As declarações de Rabah refletem a preocupação com as implicações do fechamento da Aljazira para a liberdade de imprensa e a transparência na cobertura de eventos no Oriente Médio, bem como para a compreensão pública do genocídio em Gaza.
Reações ao banimento
A Aljazira já foi alvo de Israel antes: Netanyahu ameaçou encerrar o seu escritório em Jerusalém em 2017, e um míssil israelense destruiu o edifício que alberga o escritório da emissora em Gaza em 2021. Muitos jornalistas da Aljazira — e em vários casos, as suas famílias — foram mortos em disparos ou bombardeios israelenses, inclusive durante a atual guerra em Gaza.
No domingo, a Aljazira emitiu um comunicado condenando veementemente o encerramento de suas operações por parte de Israel, descrevendo-o como um “ato criminoso” que viola o direito internacional e humanitário. A rede de notícias alertou que a supressão da imprensa livre é uma afronta aos princípios democráticos e uma tentativa de controlar a narrativa do conflito na região.

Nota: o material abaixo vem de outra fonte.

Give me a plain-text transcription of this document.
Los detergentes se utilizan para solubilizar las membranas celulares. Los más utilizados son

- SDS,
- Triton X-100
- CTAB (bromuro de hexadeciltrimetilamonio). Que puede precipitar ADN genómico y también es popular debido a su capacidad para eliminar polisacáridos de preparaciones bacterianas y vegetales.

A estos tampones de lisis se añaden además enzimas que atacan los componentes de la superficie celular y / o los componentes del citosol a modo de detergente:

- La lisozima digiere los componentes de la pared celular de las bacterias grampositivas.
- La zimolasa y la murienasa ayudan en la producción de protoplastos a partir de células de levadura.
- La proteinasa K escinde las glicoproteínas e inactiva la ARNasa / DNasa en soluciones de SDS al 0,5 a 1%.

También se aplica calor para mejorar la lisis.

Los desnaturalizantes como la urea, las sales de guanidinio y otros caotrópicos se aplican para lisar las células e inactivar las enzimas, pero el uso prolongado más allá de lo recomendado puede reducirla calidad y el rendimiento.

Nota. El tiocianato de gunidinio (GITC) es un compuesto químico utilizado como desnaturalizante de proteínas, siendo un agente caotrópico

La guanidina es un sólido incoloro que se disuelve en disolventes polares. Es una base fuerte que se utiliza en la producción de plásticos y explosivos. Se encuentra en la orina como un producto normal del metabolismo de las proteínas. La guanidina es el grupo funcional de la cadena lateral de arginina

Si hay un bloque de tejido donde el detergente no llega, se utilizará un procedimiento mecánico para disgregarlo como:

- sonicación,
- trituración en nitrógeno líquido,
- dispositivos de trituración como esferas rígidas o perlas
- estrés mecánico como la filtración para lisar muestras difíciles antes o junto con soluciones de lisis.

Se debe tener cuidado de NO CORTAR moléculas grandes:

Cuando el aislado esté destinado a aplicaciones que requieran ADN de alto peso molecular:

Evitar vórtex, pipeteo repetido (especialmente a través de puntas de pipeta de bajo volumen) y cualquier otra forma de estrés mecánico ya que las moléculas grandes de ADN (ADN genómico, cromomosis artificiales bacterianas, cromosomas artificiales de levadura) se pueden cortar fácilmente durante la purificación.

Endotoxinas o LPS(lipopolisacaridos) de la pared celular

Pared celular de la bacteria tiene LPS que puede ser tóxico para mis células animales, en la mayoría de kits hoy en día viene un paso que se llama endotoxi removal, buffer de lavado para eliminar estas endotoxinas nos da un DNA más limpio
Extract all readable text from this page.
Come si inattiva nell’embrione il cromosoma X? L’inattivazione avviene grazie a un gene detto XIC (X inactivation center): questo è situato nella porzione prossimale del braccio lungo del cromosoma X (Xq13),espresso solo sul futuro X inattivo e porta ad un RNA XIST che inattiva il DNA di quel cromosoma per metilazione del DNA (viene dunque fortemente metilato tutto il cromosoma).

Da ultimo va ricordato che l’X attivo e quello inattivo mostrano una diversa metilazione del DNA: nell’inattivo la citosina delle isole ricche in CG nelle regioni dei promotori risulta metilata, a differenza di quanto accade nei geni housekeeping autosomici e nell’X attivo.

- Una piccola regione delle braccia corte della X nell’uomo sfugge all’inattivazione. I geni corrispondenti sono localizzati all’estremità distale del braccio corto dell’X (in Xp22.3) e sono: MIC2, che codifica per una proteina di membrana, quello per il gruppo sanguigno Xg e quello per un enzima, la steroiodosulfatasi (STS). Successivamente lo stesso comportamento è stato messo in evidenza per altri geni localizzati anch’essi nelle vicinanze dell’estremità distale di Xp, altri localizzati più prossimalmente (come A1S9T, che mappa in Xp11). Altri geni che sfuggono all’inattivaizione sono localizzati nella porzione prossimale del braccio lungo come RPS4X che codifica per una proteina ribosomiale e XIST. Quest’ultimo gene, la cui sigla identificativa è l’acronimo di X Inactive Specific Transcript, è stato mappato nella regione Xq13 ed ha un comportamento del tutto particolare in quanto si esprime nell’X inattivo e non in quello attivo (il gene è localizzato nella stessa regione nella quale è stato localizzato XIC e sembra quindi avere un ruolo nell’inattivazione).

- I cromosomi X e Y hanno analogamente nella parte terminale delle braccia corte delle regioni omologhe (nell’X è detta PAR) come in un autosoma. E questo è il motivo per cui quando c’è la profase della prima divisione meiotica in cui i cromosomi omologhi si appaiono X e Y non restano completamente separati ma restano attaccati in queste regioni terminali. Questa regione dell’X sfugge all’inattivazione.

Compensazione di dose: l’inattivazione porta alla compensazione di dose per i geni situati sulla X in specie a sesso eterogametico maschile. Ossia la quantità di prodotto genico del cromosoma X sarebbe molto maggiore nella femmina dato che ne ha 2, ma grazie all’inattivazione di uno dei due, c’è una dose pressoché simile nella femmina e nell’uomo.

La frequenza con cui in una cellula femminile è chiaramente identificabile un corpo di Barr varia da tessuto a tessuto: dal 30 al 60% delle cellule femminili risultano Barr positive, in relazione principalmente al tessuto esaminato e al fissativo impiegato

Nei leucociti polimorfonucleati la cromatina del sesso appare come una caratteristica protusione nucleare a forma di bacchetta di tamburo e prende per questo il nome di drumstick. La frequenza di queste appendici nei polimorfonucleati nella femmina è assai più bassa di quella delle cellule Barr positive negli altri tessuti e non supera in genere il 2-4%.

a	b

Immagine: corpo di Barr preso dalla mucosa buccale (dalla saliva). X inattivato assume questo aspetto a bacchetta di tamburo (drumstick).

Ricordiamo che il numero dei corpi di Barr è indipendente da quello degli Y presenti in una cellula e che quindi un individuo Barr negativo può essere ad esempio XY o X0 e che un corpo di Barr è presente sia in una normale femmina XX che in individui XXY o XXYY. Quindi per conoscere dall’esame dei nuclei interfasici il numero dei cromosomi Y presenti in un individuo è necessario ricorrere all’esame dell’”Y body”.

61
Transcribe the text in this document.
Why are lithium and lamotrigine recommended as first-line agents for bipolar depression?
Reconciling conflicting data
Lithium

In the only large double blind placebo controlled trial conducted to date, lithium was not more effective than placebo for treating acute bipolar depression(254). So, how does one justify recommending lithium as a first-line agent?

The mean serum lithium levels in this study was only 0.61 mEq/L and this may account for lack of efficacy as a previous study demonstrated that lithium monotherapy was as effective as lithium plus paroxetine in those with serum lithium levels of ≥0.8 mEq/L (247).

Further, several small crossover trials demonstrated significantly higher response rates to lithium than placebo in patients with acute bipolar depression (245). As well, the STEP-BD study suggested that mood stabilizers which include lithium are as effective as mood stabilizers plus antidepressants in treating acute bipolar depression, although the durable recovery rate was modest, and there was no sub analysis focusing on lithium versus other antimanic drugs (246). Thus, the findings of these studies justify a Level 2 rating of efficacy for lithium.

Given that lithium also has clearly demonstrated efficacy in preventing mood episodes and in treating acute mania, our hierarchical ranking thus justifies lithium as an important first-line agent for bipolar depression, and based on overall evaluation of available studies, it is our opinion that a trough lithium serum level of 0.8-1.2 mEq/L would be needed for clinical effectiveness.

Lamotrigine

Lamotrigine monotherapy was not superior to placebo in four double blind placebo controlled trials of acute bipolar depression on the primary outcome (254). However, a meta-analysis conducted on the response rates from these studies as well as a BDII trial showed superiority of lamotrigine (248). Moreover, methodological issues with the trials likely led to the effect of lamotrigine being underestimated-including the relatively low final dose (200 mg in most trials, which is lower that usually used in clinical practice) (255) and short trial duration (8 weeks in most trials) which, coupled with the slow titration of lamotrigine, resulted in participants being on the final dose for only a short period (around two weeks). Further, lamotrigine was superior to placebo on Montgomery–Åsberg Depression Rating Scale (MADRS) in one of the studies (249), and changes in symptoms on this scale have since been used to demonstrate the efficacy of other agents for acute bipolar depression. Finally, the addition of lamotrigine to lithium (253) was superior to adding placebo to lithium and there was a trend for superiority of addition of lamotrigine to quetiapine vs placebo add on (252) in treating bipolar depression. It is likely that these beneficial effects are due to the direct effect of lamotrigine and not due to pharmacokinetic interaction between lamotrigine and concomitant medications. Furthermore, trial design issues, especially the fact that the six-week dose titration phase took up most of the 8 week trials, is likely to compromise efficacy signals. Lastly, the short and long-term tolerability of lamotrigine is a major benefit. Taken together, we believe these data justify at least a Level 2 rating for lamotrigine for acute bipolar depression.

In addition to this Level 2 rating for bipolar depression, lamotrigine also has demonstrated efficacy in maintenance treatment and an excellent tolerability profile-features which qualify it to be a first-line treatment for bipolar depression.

A declaração da Aljazira também reiterou o compromisso da rede em continuar fornecendo notícias para um público global, apesar dos desafios impostos pelo fechamento de seus escritórios em Jerusalém, tanto na parte ocidental quanto na parte oriental ocupada da cidade.
O fechamento dos escritórios resultou no confisco de equipamentos essenciais para a produção jornalística, incluindo equipamentos de edição, câmeras, microfones e servidores. Além disso, Israel proibiu qualquer dispositivo usado para coleta de notícias, o que afeta diretamente o trabalho dos correspondentes da Aljazira na região.
O bloqueio da entrada de jornalistas estrangeiros em Gaza desde o início da guerra, em outubro, tem dificultado a cobertura independente do conflito. A Aljazira tem sido uma das poucas fontes internacionais a levar as informações sobre os ataques israelenses aos palestinos para uma audiência global.
A comunidade internacional tem reagido ao fechamento da Aljazira com indignação e preocupação. Organizações de direitos humanos e liberdade de imprensa, juntamente com líderes políticos e parlamentares, têm condenado a medida como uma tentativa de silenciar a verdade e restringir o acesso à informação.
Enquanto a Aljazira avalia suas opções legais e busca proteger os direitos de seus jornalistas, a discussão sobre a liberdade de imprensa e os direitos humanos continua a ganhar destaque em meio ao conflito em curso na região.